Teens, parents talk about suicide, bullying - Catholic Courier

Teens, parents talk about suicide, bullying

FAIRPORT — After watching a movie that illustrated depression, bullying and teen suicide, Youth Minister Michelle Hunzek shared a message of love for teens in crisis.


"You are loved by your parents, you are loved by this church, and you are loved by God overall, and if you are down and depressed, know that you are loved," said Hunzek, who spoke to a room full of teens and parents at St. John of Rochester Parish.

Following the Oct. 3 screening of the movie "To Save a Life," which details the aftermath of a teen’s suicide, more than 300 teens and parents from churches in Fairport, Penfield and Perinton separated into small groups to discuss the film, which touches on topics including teen pregnancy and abortion, teen drinking, self-mutilation, and school shootings.

Hunzek told one small group that she encourages teens in crisis to call her at any time if they need someone to listen, and she noted that several teens contemplating suicide have called her. Hunzek said the movie also is timely because during the past four years, nine Fairport teenagers have lost their lives through accidents, suicides or other tragedies.

Hunzek first learned about the movie at the National Catholic Youth Conference and later suggested a screening to fellow youth ministers who make up the ecumenical Eastside Youth Workers, a group that includes the Catholic churches of St. John of Rochester in Fairport, St. Joseph in Penfield and Church of the Resurrection in Fairport.

"The Eastside Youth Workers decided that we needed to do something about showing the movie, and this is a perfect space for it," Hunzek said of St. John of Rochester.

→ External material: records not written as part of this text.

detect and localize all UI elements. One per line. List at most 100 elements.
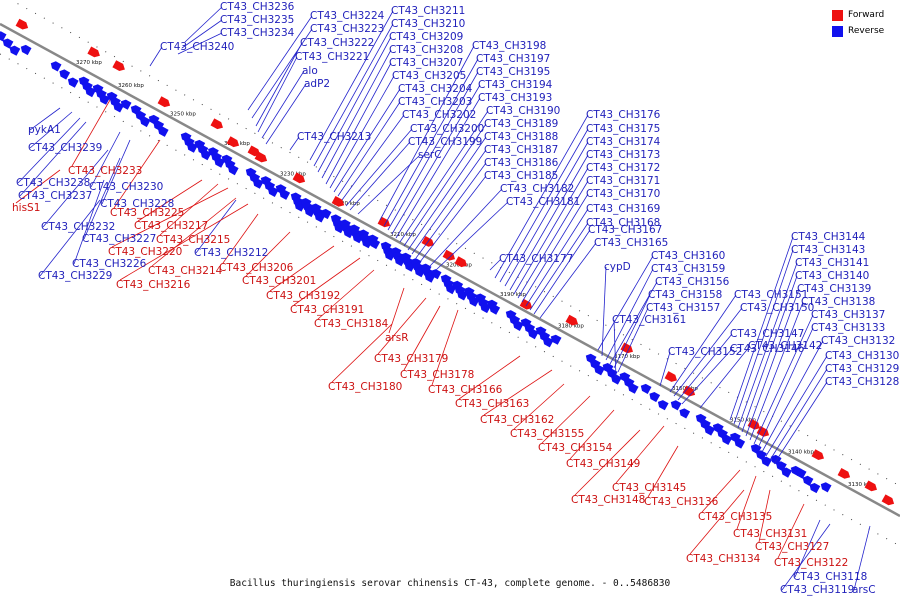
reverse-gene-label[interactable]: CT43_CH3147 (730, 328, 804, 340)
reverse-gene-label[interactable]: CT43_CH3197 (476, 53, 550, 65)
forward-gene-label[interactable]: CT43_CH3179 (374, 353, 448, 365)
reverse-gene-label[interactable]: CT43_CH3204 (398, 83, 473, 95)
reverse-gene-arrow[interactable] (369, 238, 381, 250)
reverse-gene-label[interactable]: CT43_CH3209 (389, 31, 463, 43)
reverse-gene-arrow[interactable] (721, 434, 733, 445)
reverse-gene-arrow[interactable] (734, 438, 746, 449)
reverse-gene-label[interactable]: CT43_CH3168 (586, 217, 660, 229)
reverse-gene-label[interactable]: CT43_CH3238 (16, 177, 90, 189)
reverse-gene-label[interactable]: CT43_CH3177 (499, 253, 573, 265)
forward-gene-label[interactable]: CT43_CH3192 (266, 290, 340, 302)
reverse-gene-label[interactable]: CT43_CH3193 (478, 92, 552, 104)
reverse-gene-label[interactable]: CT43_CH3150 (740, 302, 814, 314)
reverse-gene-arrow[interactable] (320, 208, 332, 220)
reverse-gene-arrow[interactable] (9, 45, 21, 56)
forward-gene-label[interactable]: CT43_CH3206 (219, 262, 294, 274)
reverse-gene-label[interactable]: pykA1 (28, 124, 61, 136)
reverse-gene-arrow[interactable] (187, 142, 198, 153)
reverse-gene-arrow[interactable] (67, 77, 79, 88)
forward-gene-label[interactable]: CT43_CH3163 (455, 398, 529, 410)
forward-gene-label[interactable]: CT43_CH3149 (566, 458, 640, 470)
forward-gene-label[interactable]: CT43_CH3216 (116, 279, 191, 291)
reverse-gene-label[interactable]: CT43_CH3175 (586, 123, 660, 135)
reverse-gene-label[interactable]: CT43_CH3130 (825, 350, 899, 362)
forward-gene-arrow[interactable] (254, 151, 268, 163)
reverse-gene-label[interactable]: CT43_CH3224 (310, 10, 385, 22)
forward-gene-label[interactable]: CT43_CH3162 (480, 414, 554, 426)
reverse-gene-label[interactable]: CT43_CH3181 (506, 196, 580, 208)
reverse-gene-label[interactable]: CT43_CH3202 (402, 109, 476, 121)
reverse-gene-label[interactable]: CT43_CH3213 (297, 131, 371, 143)
reverse-gene-label[interactable]: CT43_CH3199 (408, 136, 482, 148)
reverse-gene-arrow[interactable] (527, 329, 539, 340)
reverse-gene-label[interactable]: CT43_CH3165 (594, 237, 668, 249)
forward-gene-label[interactable]: CT43_CH3131 (733, 528, 807, 540)
reverse-gene-label[interactable]: CT43_CH3210 (391, 18, 465, 30)
reverse-gene-label[interactable]: CT43_CH3194 (478, 79, 553, 91)
reverse-gene-label[interactable]: CT43_CH3182 (500, 183, 574, 195)
reverse-gene-label[interactable]: CT43_CH3229 (38, 270, 112, 282)
reverse-gene-label[interactable]: CT43_CH3190 (486, 105, 560, 117)
forward-gene-arrow[interactable] (442, 249, 455, 261)
forward-gene-arrow[interactable] (811, 449, 825, 460)
reverse-gene-label[interactable]: CT43_CH3132 (821, 335, 895, 347)
reverse-gene-label[interactable]: CT43_CH3195 (476, 66, 550, 78)
forward-gene-label[interactable]: CT43_CH3201 (242, 275, 316, 287)
reverse-gene-label[interactable]: CT43_CH3237 (18, 190, 92, 202)
forward-gene-label[interactable]: CT43_CH3136 (644, 496, 719, 508)
forward-gene-arrow[interactable] (454, 256, 467, 268)
reverse-gene-arrow[interactable] (85, 87, 96, 98)
reverse-gene-label[interactable]: CT43_CH3228 (100, 198, 174, 210)
reverse-gene-arrow[interactable] (550, 334, 562, 345)
reverse-gene-arrow[interactable] (120, 99, 132, 110)
forward-gene-label[interactable]: CT43_CH3166 (428, 384, 503, 396)
reverse-gene-label[interactable]: CT43_CH3236 (220, 1, 295, 13)
reverse-gene-label[interactable]: cypD (604, 261, 631, 273)
reverse-gene-label[interactable]: CT43_CH3235 (220, 14, 294, 26)
reverse-gene-label[interactable]: CT43_CH3156 (655, 276, 730, 288)
reverse-gene-label[interactable]: CT43_CH3129 (825, 363, 899, 375)
forward-gene-label[interactable]: CT43_CH3214 (148, 265, 223, 277)
reverse-gene-arrow[interactable] (227, 165, 239, 176)
reverse-gene-arrow[interactable] (809, 483, 821, 494)
forward-gene-arrow[interactable] (620, 342, 634, 354)
reverse-gene-label[interactable]: CT43_CH3119 (780, 584, 854, 596)
reverse-gene-label[interactable]: CT43_CH3169 (586, 203, 660, 215)
reverse-gene-label[interactable]: CT43_CH3232 (41, 221, 115, 233)
reverse-gene-label[interactable]: CT43_CH3239 (28, 142, 102, 154)
reverse-gene-label[interactable]: CT43_CH3160 (651, 250, 725, 262)
reverse-gene-label[interactable]: CT43_CH3176 (586, 109, 661, 121)
reverse-gene-arrow[interactable] (542, 337, 554, 348)
reverse-gene-arrow[interactable] (781, 467, 792, 478)
reverse-gene-label[interactable]: CT43_CH3223 (310, 23, 384, 35)
forward-gene-label[interactable]: hisS1 (12, 202, 40, 214)
forward-gene-arrow[interactable] (881, 494, 895, 506)
reverse-gene-label[interactable]: CT43_CH3146 (730, 343, 805, 355)
forward-gene-label[interactable]: CT43_CH3180 (328, 381, 402, 393)
forward-gene-arrow[interactable] (87, 46, 100, 58)
reverse-gene-label[interactable]: CT43_CH3230 (89, 181, 163, 193)
reverse-gene-arrow[interactable] (512, 320, 524, 331)
forward-gene-label[interactable]: CT43_CH3135 (698, 511, 772, 523)
reverse-gene-label[interactable]: CT43_CH3198 (472, 40, 546, 52)
reverse-gene-arrow[interactable] (200, 150, 212, 161)
reverse-gene-label[interactable]: CT43_CH3133 (811, 322, 885, 334)
reverse-gene-label[interactable]: CT43_CH3186 (484, 157, 559, 169)
forward-gene-label[interactable]: CT43_CH3148 (571, 494, 645, 506)
reverse-gene-arrow[interactable] (59, 69, 71, 80)
reverse-gene-arrow[interactable] (761, 456, 772, 467)
forward-gene-label[interactable]: CT43_CH3215 (156, 234, 230, 246)
reverse-gene-arrow[interactable] (640, 383, 652, 394)
forward-gene-arrow[interactable] (210, 118, 224, 130)
reverse-gene-arrow[interactable] (802, 475, 814, 486)
reverse-gene-arrow[interactable] (430, 269, 442, 280)
reverse-gene-arrow[interactable] (627, 383, 639, 394)
reverse-gene-label[interactable]: CT43_CH3200 (410, 123, 484, 135)
reverse-gene-label[interactable]: serC (418, 149, 442, 161)
forward-gene-label[interactable]: CT43_CH3127 (755, 541, 829, 553)
forward-gene-label[interactable]: CT43_CH3122 (774, 557, 848, 569)
reverse-gene-label[interactable]: CT43_CH3234 (220, 27, 295, 39)
reverse-gene-arrow[interactable] (267, 186, 279, 197)
forward-gene-arrow[interactable] (519, 298, 533, 310)
forward-gene-label[interactable]: CT43_CH3154 (538, 442, 613, 454)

She said parents were invited to attend the event so that they could hear directly from teens about the issues that they are facing — and provide a voice of experience and encouragement for those teens going through a difficult time. Counselors from several agencies also attended the event to offer support for those who needed it.

Afterwards, most teens interviewed said they found the movie compelling. Matt Bayer, 15, a sophomore at McQuaid Jesuit, said although he found some of the movie tugged at reality, the main character, Jake, rang true. Jake is a popular athlete whose world is rocked when his former best friend, Roger, commits suicide. Roger’s death leads Jake to question his friends and his choices, and ultimately leads him to get involved in a church youth group and pull away from his former friends.

"He had everything going for him, and he was able to tell that that wasn’t what he wanted, and being popular wasn’t what he wanted," Matt said.

Matt’s brother, Nick, said the movie accurately portrayed high school.

"There definitely are kids who are all alone, and people who have no one to turn to," said Nick, 17, a senior at McQuaid.

One parent, Hope Vogel, said that as a teacher she has witnessed and dealt with hurtful bullying similar to what had been described in the film.

"I can’t tell you the numbers of times I’ve said, ‘What would you think if someone did that to you?’" she said.

Hope and her husband, John, noted that they have found cliques become irrelevant in the years after high school.

"I just want to tell high-school students that it’s terrible, but just get through it," John Vogel said.

"Nobody remembers what group you are in (after high school)," Hope Vogel added.